Rail remains our most neglected infrastructure
Despite all the dire predictions we’re getting about the real intentions of The Highland Group and the prospect of hikers being killed by aggregate-laden freights hurtling through Orangeville, the reality is that any restoration of rail service through Dufferin would undoubtedly be a Canadian precedent.
Without a doubt, restoration of tracks along a railway that was abandoned more than a decade ago would be hugely expensive. The closest thing we have to an indication of the costliness is the $20 million GO Transit spent simply to upgrade the roughly 20 miles of trackage between Bradford and the south end of Barrie. Our suspicion is that the cost of re-tracking here would be well over $2 million a mile.
In the circumstances, we think County Council should look seriously at the alternative of a long-term (99- year?) lease of the right-of-way that would include provisions allowing multiple use of the 66-foot-wide corridor and an ability of the county as “landlord” to regulate the rail operation in terms of speed and charges to potential third parties such as Via Rail and GO Transit.
Although we don’t doubt that a major factor in the Highland Group’s bid to buy the corridor is the 2,400-acre quarry envisioned by the parent Highland Companies, that ought not to be a concern of county councillors, for at least three reasons.
First and foremost, there should be no doubt whatsoever that Highland will encounter stiff opposition if it actually applies for permission to mine anything approaching 2,400 acres based on a promise to restore the lands now used for potato cultivation to some form of agricultural use.
Secondly, even if Highland’s application for the right to develop a smaller quarry is approved, the firm would still need approvals for a spur running from the former CPR line to a pit site near Horning’s Mills.
And thirdly, even if Highland won the right to build such a spur line, there is surely no doubt that transporting the aggregates by rail would be vastly preferable to seeing the same haulage to Toronto or Owen Sound taking place over our county roads and provincial highways.
When it comes to comparing rail and road transportation of aggregates, the advantages of rail are many and varied. Among them are the lesser environmental impact through greater energy efficiency and lower greenhouse gas emissions; significantly less risk of personal injury accidents, and recovery of maintenance costs for the roadbed from customers rather than from local residents through their property taxes. (As an example, the cost of maintaining the former Highway 24, now Dufferin 124, is borne entirely by county ratepayers.)

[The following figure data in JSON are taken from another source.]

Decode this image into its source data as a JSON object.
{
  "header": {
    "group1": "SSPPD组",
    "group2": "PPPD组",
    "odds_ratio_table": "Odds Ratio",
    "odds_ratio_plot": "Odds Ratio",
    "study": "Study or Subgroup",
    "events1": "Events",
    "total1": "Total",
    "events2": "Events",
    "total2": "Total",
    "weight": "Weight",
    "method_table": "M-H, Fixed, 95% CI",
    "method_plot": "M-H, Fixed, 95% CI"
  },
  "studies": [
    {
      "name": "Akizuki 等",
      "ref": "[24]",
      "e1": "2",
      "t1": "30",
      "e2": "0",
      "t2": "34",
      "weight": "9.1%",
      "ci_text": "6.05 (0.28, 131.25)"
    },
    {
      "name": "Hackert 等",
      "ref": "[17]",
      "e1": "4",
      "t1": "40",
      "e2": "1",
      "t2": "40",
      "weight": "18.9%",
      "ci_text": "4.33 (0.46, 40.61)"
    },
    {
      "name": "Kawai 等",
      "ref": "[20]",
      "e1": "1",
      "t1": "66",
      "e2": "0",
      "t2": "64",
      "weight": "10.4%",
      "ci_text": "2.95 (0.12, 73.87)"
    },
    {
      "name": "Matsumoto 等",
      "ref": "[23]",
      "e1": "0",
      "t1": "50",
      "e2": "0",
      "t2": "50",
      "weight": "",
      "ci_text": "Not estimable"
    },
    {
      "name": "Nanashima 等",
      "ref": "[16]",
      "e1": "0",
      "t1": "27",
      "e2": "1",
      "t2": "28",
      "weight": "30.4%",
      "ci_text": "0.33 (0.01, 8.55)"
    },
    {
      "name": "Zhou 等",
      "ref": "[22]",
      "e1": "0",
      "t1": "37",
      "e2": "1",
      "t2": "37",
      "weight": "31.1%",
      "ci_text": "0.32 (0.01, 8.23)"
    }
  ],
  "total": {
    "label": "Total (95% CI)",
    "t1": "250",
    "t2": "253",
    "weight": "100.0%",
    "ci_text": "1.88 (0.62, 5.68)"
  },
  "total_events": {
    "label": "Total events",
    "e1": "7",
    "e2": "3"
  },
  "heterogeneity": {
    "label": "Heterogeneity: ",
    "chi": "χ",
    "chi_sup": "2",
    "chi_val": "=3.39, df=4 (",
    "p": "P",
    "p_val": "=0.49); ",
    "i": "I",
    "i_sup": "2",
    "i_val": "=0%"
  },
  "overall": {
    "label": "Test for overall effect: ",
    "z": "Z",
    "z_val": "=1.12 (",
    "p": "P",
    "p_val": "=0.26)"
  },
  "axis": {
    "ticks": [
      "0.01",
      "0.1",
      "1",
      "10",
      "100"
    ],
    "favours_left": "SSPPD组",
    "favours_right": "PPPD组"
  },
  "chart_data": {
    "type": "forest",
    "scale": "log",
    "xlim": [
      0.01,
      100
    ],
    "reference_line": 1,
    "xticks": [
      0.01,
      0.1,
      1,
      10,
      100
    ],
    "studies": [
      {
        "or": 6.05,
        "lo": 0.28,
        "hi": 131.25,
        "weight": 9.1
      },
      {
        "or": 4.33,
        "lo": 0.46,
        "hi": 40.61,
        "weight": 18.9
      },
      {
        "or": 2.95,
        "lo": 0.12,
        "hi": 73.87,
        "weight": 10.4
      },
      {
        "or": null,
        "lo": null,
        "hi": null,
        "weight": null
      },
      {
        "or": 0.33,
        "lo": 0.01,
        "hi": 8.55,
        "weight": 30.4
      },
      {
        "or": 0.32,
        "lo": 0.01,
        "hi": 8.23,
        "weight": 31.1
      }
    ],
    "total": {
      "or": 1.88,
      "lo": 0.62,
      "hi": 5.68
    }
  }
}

The sad truth of the matter is that railways are today the most neglected form of Canadian infrastructure, and nowhere is this more obvious than in Ontario, where the two national railways have abandoned thousands of miles of branch lines and rail passenger service is but a distant memory almost everywhere but on the Windsor- Montreal corridor and the few lines boasting GO Transit service.
This situation stands in sharp contrast to the healthy modern rail systems now found in Europe and Asia.
Granted, most of the responsibility for this sad state of affairs lies with the CPR and CNR, which actively discouraged use of their branch lines by building huge intermodal operations designed to divert freight pickup and delivery from cars running on the branch lines to containers mounted on truck trailers.
Clearly, the once-busy CPR branch line to Owen Sound would not have been abandoned if the railway had built small intermodal yards in Orangeville and Owen Sound, thus sharply reducing the distance goods would have to be moved along highways and byways.
Our suspicion is that the best hope for tracks ever being restored between Orangeville and Owen Sound would lie in the corridor continuing to be owned by Dufferin and Grey counties, so that the costly restoration might qualify for federal and provincial infrastructure funding. It might also create the potential for small-scale intermodal operations that would take some trucks off our trunk highways.
And continued ownership of the corridor by the two counties might also ultimately open the door for resumption of rail passenger service, last seen about 40 years ago, and even the possibility of GO Transit train service between Orangeville and Toronto.
One thing that would be working in favour of such developments would be the inevitable worsening of the gridlock that already afflicts so much of the Greater Toronto Area.
A rail alternative to the congestion on Highways 410, 427 and 401 would become increasingly attractive, particularly if passengers could be moved in the three hours it once took a CPR Dayliner to go from Owen Sound to Toronto (and less than half that between Orangeville and Union Station).